Le film de la vie Le développement psychologique de la naissance à la mort

Après la psychologie du développement, c’est au tour de la psychologie du vieillissement de prendre son envol. Mais quelques chercheurs travaillent désormais sur le développement tout au long de la vie, que ce soit sur les plans intellectuel, affectif ou émotionnel…

Le jour de mes 50 ans, un ami m’a offert en cadeau la reproduction d’une gravure ancienne Le Cours de la vie de l’homme. Cette gravure, qui date du début du 19e siècle, représente, décennie par décennie, un couple aux différents âges de la vie. À 50 ans, l’homme et la femme sont censés être au sommet de l’existence ! Selon ce schéma de vie très flatteur, la mort est programmée à 100 ans, ce qui paraissait très optimiste à une époque où l’espérance de vie était bien inférieure à aujourd’hui. Il est vrai qu’on mourait avant tout d’autre chose que de vieillesse et celui qui échappait aux maladies, accidents et guerres pouvait toujours espérer devenir centenaire. Ce fut le cas de Fontenelle par exemple (1654-1754) qui est mort à 100 ans. Jusqu’à la fin de sa vie, il aura même gardé l’esprit vif et pétillant, continuant à distiller quelques bons mots : « À mon âge, je n’ai aucun ennemi : ils sont tous morts ! » ou encore « Il est temps que je m’en aille ! Je commence à voir les choses telles qu’elles sont ! »
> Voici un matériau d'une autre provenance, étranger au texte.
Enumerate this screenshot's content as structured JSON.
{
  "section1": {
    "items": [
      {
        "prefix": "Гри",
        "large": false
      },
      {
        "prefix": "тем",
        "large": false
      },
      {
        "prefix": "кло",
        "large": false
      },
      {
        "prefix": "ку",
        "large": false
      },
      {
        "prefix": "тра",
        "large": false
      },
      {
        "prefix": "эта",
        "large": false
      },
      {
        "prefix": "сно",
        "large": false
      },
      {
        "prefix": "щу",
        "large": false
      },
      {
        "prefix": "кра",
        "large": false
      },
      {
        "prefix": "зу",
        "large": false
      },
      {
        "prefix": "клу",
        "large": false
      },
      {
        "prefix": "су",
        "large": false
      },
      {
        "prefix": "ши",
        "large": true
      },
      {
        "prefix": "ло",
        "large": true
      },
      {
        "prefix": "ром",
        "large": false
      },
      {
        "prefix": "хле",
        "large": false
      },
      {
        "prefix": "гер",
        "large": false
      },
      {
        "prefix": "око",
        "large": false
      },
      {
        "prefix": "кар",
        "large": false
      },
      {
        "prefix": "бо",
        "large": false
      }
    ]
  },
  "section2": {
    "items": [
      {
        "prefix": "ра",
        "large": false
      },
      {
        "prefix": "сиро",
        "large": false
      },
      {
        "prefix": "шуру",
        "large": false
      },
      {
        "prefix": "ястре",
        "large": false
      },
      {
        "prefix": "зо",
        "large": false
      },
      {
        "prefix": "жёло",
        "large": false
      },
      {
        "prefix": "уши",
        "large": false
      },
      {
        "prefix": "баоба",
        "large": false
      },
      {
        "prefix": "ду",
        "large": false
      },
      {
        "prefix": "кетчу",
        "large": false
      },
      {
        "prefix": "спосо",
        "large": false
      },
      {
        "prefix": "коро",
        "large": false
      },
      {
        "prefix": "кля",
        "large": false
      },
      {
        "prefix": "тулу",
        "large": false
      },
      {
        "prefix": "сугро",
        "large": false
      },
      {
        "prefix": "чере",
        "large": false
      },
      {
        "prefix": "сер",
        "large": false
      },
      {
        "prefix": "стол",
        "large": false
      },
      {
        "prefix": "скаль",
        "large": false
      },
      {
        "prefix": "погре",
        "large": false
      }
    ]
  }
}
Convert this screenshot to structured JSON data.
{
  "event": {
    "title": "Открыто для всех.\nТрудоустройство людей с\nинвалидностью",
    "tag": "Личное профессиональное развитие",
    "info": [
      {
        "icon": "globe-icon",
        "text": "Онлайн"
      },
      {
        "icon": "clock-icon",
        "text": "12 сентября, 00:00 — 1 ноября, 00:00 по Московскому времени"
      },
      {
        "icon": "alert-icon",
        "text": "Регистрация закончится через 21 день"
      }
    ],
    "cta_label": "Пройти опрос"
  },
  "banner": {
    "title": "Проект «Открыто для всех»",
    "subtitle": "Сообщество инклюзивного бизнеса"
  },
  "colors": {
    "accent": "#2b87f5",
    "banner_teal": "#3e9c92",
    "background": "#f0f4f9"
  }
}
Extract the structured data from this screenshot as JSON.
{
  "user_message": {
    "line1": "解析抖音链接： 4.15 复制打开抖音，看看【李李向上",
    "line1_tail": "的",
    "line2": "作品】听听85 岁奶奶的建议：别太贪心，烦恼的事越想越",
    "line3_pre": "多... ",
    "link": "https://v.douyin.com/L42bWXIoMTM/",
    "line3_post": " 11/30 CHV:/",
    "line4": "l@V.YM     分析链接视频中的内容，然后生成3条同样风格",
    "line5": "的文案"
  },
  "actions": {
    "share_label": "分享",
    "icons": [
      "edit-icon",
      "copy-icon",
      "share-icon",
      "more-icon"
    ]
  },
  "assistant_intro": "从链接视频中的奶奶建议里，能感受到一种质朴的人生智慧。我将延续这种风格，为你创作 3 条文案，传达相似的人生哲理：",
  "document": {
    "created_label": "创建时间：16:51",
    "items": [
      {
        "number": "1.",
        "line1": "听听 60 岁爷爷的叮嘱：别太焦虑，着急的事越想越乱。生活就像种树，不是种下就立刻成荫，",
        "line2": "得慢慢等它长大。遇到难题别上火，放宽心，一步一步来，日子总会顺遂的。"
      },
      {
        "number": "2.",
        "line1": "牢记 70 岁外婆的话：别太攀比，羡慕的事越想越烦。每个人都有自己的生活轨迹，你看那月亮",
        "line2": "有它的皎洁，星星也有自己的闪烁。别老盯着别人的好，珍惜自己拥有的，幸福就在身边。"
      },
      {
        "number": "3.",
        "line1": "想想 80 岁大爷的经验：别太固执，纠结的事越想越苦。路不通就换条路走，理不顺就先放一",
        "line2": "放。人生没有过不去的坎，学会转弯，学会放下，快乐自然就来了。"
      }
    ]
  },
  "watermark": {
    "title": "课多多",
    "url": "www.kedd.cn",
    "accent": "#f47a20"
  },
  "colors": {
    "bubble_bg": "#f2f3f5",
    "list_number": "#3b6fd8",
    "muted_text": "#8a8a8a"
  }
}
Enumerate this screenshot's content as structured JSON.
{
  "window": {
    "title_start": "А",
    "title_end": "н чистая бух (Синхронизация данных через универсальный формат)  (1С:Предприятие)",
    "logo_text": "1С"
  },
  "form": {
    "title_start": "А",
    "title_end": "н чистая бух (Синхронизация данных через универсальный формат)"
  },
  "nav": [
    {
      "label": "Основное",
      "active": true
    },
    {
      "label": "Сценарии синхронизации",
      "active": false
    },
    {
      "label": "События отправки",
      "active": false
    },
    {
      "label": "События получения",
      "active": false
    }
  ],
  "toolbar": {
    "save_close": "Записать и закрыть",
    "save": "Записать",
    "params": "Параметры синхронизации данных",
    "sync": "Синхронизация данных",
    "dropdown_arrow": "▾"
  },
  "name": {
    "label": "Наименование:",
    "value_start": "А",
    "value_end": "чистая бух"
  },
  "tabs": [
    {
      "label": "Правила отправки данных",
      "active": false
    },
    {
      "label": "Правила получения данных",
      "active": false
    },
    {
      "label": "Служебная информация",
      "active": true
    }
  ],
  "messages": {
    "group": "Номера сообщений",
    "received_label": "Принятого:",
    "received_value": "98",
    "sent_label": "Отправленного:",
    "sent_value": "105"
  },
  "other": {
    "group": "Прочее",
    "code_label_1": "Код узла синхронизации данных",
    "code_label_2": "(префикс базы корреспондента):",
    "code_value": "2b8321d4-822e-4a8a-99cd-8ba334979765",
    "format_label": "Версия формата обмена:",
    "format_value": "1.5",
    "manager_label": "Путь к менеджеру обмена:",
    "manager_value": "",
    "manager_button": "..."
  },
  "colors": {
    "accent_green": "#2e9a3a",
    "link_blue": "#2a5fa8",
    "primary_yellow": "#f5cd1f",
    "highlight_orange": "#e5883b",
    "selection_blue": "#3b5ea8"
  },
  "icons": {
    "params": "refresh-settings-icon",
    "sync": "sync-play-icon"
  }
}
Le tableau des âges de la vie produit un autre effet saisissant : en une seule image, tout le développement humain défile en raccourci. Cette vision panoramique de l’existence nous est rarement donnée. S’il nous arrive de nous projeter dans l’avenir ou de nous plonger dans le passé, le regard sur notre vie n’est jamais aussi synthétique. La psychologie non plus n’envisage pas le développement sous une vue aussi panoramique. La psychologie du développement, née au 20e siècle, se focalise sur le monde de l’enfant et de l’adolescence ; ce n’est pas un hasard : la psychologie de l’enfant est contemporaine du baby-boom. Depuis que les baby-boomers se sont transformés en cohortes de papy-boomers, c’est maintenant au tour de la psychologie du vieillissement de se déployer.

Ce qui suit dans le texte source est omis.